Meta Platforms Inc. (NASDAQ: FB), commonly also known as Facebook, has enjoyed robust earnings and revenue growth during the past two years amid the COVID-19 pandemic. But now, the company is facing dual crises. Growth is slowing sharply in its core social networking businesses, including Facebook. And the company’s new strategy of focusing growth on the metaverse is running into major challenges from regulators and some shareholders. The biggest one: a Meta shareholder recently won regulatory approval for a third-party evaluation of the potential psychological, human rights, and other harms of the metaverse to users. The evaluation will be one issue that Meta shareholders vote on at the company’s annual general meeting, and a negative vote could threaten the company’s new strategy.
Among other things, Meta issued guidance for the March quarter that fell well short of Wall Street’s forecasts, as management disclosed that revenue growth has been slowed significantly by new privacy rules at Apple that make it harder to both target advertising and measure the effectiveness of ads. Analysts expect the company to report a significant year-over-year (YOY) decline in earnings per share (EPS) and the slowest pace of revenue growth in at least three years.
Meta said that the Apple changes would reduce 2022 revenue by about $10 billion.
The company also called out the challenges of competing with TikTok in the market for short videos. Meta has launched a rival service called Reels, which appears on both Facebook and Instagram, but the company has said its ability to make money from Reels lags behind other elements of its platforms, like the news feed and “stories.”

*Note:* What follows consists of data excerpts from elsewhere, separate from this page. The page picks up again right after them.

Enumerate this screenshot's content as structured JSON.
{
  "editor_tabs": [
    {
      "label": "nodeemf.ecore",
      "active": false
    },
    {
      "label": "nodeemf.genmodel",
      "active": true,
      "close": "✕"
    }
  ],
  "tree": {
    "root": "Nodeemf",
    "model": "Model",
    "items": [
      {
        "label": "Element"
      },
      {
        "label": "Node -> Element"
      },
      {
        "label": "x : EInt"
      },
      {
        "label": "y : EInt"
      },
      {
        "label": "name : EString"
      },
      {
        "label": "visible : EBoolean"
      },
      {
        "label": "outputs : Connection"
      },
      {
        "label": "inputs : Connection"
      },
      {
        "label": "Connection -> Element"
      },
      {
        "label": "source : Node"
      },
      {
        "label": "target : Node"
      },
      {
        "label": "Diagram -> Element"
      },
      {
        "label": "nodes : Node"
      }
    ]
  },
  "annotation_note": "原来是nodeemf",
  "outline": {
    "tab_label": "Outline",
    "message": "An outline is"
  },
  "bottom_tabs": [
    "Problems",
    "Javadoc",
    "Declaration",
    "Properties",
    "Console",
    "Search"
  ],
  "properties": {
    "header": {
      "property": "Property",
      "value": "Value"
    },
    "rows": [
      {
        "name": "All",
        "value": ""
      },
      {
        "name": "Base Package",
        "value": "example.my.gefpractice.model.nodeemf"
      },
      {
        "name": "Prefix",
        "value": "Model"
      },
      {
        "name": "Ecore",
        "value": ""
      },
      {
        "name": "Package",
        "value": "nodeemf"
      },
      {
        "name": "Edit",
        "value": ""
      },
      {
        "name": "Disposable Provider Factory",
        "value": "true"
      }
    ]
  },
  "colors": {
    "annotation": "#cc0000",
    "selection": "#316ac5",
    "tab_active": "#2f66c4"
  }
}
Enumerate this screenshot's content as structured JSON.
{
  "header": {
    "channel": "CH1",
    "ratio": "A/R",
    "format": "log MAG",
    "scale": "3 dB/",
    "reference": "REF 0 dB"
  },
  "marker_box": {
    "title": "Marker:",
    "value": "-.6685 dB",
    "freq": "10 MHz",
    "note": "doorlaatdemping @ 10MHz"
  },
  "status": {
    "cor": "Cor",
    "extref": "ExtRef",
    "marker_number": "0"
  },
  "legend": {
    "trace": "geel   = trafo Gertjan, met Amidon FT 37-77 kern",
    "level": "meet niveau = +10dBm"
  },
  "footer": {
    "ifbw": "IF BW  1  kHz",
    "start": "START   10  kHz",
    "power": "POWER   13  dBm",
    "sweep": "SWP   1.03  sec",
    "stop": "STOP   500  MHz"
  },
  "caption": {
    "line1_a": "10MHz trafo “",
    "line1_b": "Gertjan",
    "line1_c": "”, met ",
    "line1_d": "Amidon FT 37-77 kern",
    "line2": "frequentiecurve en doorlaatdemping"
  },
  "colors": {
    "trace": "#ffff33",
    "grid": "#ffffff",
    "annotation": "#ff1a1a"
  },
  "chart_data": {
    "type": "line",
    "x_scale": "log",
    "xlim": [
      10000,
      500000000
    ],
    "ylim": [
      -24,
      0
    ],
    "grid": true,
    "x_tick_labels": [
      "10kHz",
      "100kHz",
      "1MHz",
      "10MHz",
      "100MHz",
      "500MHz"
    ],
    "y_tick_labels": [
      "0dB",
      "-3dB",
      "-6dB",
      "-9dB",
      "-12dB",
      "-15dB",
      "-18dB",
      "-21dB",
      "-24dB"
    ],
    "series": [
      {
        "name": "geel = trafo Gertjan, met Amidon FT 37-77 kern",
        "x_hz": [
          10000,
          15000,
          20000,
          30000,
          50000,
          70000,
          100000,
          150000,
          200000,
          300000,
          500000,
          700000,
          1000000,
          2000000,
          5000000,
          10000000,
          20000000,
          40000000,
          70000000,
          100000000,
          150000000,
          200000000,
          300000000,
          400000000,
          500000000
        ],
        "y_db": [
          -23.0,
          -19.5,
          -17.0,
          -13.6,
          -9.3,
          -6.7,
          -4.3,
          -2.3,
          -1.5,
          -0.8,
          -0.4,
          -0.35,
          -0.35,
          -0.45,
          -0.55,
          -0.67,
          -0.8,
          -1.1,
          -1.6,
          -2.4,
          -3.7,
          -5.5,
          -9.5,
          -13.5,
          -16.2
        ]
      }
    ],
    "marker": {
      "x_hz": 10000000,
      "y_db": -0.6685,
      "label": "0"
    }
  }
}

For the March quarter, Meta projected revenue of between $27 billion and $29 billion, below the former Wall Street consensus forecast of $30.1 billion. The forecast implies year-over-year growth in the 3% to 11% range. The current Street consensus call is for revenue of $28.3 billion, up 8%, with profits of $2.56 a share.
No doubt there will be scrutiny of the June quarter guidance. The Wall Street consensus call is for revenue of $30.7 billion, up 6% from a year ago, with profits of $2.81 a share.

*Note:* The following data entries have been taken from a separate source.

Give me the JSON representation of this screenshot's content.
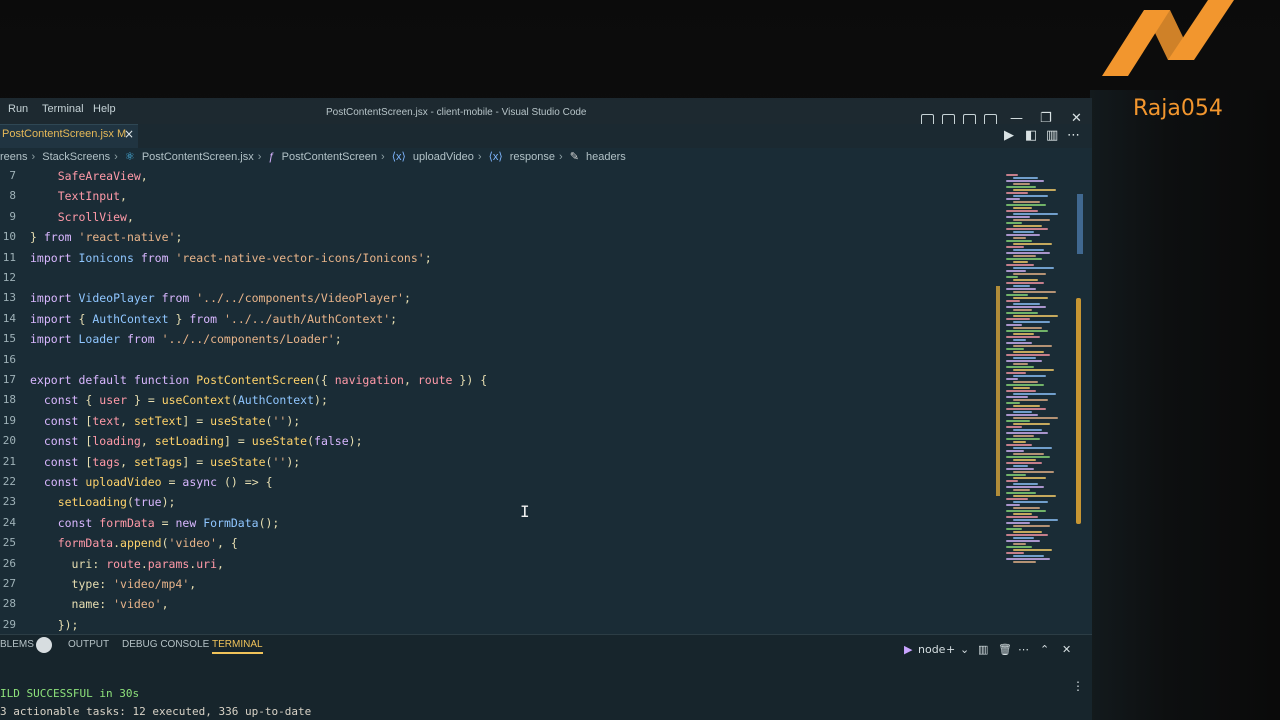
{
  "menu": {
    "items": [
      "Run",
      "Terminal",
      "Help"
    ]
  },
  "window_title": "PostContentScreen.jsx - client-mobile - Visual Studio Code",
  "tab": {
    "label": "PostContentScreen.jsx M",
    "close": "×"
  },
  "breadcrumb": [
    "reens",
    "StackScreens",
    "PostContentScreen.jsx",
    "PostContentScreen",
    "uploadVideo",
    "response",
    "headers"
  ],
  "code_lines": [
    {
      "n": "7",
      "text": "    SafeAreaView,"
    },
    {
      "n": "8",
      "text": "    TextInput,"
    },
    {
      "n": "9",
      "text": "    ScrollView,"
    },
    {
      "n": "10",
      "text": "} from 'react-native';"
    },
    {
      "n": "11",
      "text": "import Ionicons from 'react-native-vector-icons/Ionicons';"
    },
    {
      "n": "12",
      "text": ""
    },
    {
      "n": "13",
      "text": "import VideoPlayer from '../../components/VideoPlayer';"
    },
    {
      "n": "14",
      "text": "import { AuthContext } from '../../auth/AuthContext';"
    },
    {
      "n": "15",
      "text": "import Loader from '../../components/Loader';"
    },
    {
      "n": "16",
      "text": ""
    },
    {
      "n": "17",
      "text": "export default function PostContentScreen({ navigation, route }) {"
    },
    {
      "n": "18",
      "text": "  const { user } = useContext(AuthContext);"
    },
    {
      "n": "19",
      "text": "  const [text, setText] = useState('');"
    },
    {
      "n": "20",
      "text": "  const [loading, setLoading] = useState(false);"
    },
    {
      "n": "21",
      "text": "  const [tags, setTags] = useState('');"
    },
    {
      "n": "22",
      "text": "  const uploadVideo = async () => {"
    },
    {
      "n": "23",
      "text": "    setLoading(true);"
    },
    {
      "n": "24",
      "text": "    const formData = new FormData();"
    },
    {
      "n": "25",
      "text": "    formData.append('video', {"
    },
    {
      "n": "26",
      "text": "      uri: route.params.uri,"
    },
    {
      "n": "27",
      "text": "      type: 'video/mp4',"
    },
    {
      "n": "28",
      "text": "      name: 'video',"
    },
    {
      "n": "29",
      "text": "    });"
    }
  ],
  "panel": {
    "tabs": [
      "BLEMS",
      "OUTPUT",
      "DEBUG CONSOLE",
      "TERMINAL"
    ],
    "shell": "node",
    "terminal_lines": [
      "ILD SUCCESSFUL in 30s",
      "3 actionable tasks: 12 executed, 336 up-to-date"
    ]
  },
  "watermark": "Raja054",
  "colors": {
    "accent": "#f2962e",
    "editor_bg": "#1a2c36",
    "terminal_active": "#f0c35a"
  }
}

There are many issues for Meta to navigate. Investors will be looking for an update on the company’s progress in routing around Apple’s “App Tracking Transparency” policy, which makes it harder for Meta to use the information on consumer activity on iPhones to target ads. They’ll also be listening for any updates on progress in the monetization of Reels.
The Street is also worried about the overall state of the digital advertising industry. Signs of softening have emerged in Europe as a result of nervousness tied to the Russian invasion of Ukraine, supply chains remain snarled, inflation is high, and worry is growing about the potential for an economic slowdown later this year. And while it is early to expect much solid news, investors will want a status report on the company’s gigantic investment in the metaverse.
The biggest issue is likely to remain how the company responds to the challenges posed by Apple’s policy change, he said. “A key focus on Meta remains the company’s ability to develop, test and deploy a post-privacy ad attribution model, and our checks suggest that this will more likely be a 2023 development,” Mahaney wrote.
RBC Capital analyst Brad Erickson wrote that half of the advertisers he spoke about within a recent round of channel checks were still reducing spending on Facebook. Some investors believe that the low end of the range of forecasts management gives for second-quarter revenue could point to a year-over-year decline, he said.
“Numbers aside, we think Meta will be aiming to establish a tone of recovery …while also trying to give investors a view towards improving Reels monetization and a stable outlook around its positioning relative to user privacy and the Metaverse,” he wrote. Erickson also expects commentary on challenges such as weakness in Europe and a slowdown in the launch of ad campaigns following Russia’s invasion of Ukraine, saying both factors could “weigh incrementally” on the company’s advertising business.